Тихий дрожащий голос произнес:
— Грязная свинья. Наконец-то я нашла тебя. — Гелвада вздохнул. «Очень некстати, — подумал он, — что происходит что-то непредвиденное». Он выпрямился, вылез из машины на обочину. Прямо перед ним, в тени обочины, стояла молодая женщина — очаровательная молодая женщина, подумал Гелвада, несмотря на то, что он был крайне раздосадован, что автоматический пистолет в ее руках смотрел ему прямо в живот.
— Мадемуазель, — сказал он тихо, — может быть, я и свинья, хотя я в этом сомневаюсь, но уж точно не грязная. Я моюсь каждый день.
— Грязная свинья, убийца. Я хотела бы убить тебя. Убить тебя мне доставило бы огромное удовольствие. Но я не сделаю этого. Я передам тебя полиции. И буду наслаждаться при мысли о том, что тебя повесят или гильотинируют — предпочитаю повешение.
— Очень жаль, — Гелвада пожал плечами. — Я предпочел бы быть гильотинированным. — Он говорил медленно, спокойно, совершенно бесстрастно, но взгляд у него был настороженный. «Девушке, — подумал он, — лет 28». Он поднял узкий луч фонарика, чтобы получше рассмотреть ее. Она была весьма привлекательной. У нее было овальное светлое лицо, а сердитые глаза, зло смотревшие на него, были карие. «Спокойными, — подумал он, — черты ее лица были бы восхитительными». И как бы в подтверждение, они вдруг исказились яростью.
«Очень зрелая и энергичная женщина», — подумал он.
— Мадемуазель, — сказал он, — хотелось бы знать, кого это я убил. Вы знаете, легко сделать ошибку, особенно имея такой плохой характер.
— Я знаю о вас. Я могу догадаться, кто вы. Вы один из этих грязный нацистов, еще не пойманных, которые бродят по кашей стране, пытаясь даже теперь, несмотря на все, причинить нам еще больше горя. Жюль рассказывал мне о таких людях, как вы.
— Понятно, — сказал Гелвада. — Итак, Жюль говорил вам. Жюль Франсуа Тодрилл. Мадемуазель, а могу я спросить, кем он был вам?
Она почти прошипела:
— Узнаешь.

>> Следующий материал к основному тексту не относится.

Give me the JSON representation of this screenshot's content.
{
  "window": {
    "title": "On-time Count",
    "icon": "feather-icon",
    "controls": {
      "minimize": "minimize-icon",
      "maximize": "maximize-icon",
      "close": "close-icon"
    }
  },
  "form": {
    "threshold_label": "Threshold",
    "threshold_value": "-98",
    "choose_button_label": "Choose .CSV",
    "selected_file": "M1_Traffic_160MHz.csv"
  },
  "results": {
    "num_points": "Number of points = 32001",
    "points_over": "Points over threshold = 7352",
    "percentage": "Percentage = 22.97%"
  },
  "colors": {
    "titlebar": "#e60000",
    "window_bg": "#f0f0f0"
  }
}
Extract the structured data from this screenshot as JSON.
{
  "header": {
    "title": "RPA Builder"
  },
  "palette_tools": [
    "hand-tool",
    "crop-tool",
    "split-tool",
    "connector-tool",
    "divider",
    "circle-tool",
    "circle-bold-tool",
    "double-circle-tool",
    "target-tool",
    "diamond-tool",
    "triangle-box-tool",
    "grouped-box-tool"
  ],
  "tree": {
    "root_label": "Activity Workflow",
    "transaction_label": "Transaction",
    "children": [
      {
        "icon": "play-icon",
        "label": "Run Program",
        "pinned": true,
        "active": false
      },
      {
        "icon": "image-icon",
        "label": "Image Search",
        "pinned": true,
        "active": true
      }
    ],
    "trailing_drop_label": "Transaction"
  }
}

Он был человеком, которого я любила, за которого я хочу отомстить. Прежде чем он приехал сюда, в Сант-Брие, он говорил мне обо всем, что с ним может случиться. Говорил мне об опасностях своей работы, предупреждал меня, что может ожидать от людей вроде вас.
Гелвада увидел слезы в ее глазах. По какой-то причине, которую он не мог объяснить даже себе, у него появилась мысль, что эта молодая женщина получает какое-то удовольствие от этой сцены — как если бы это была роль в пьесе. Его живой ум сообразил, что эта девушка была профессиональной актрисой и, несмотря на то, что она действительно решила за него отомстить, несмотря на все это, она была увлечена главной ролью в этом спектакле.
— Я был бы очень благодарен вам, — сказал Гелвада, — если бы вы позволили мне закурить сигарету, и убрали пистолет. Я не вооружен и полностью в вашей власти.
Он мягко улыбнулся ей, вытащил из кармана сигарету и закурил.
— Мадемуазель, не будете ли вы настолько добры и не скажете ли мне, почему вы думаете, что это я убил вашего возлюбленного?
— Почему я должна отвечать на вопросы сына свиньи? И почему я должна делать это, когда мне не терпится выстрелить вам прямо в живот, а затем, когда вы будете еще корчиться, ударить вам в лицо рукояткой пистолета? Вы думаете, что выиграете время, задавая глупые вопросы?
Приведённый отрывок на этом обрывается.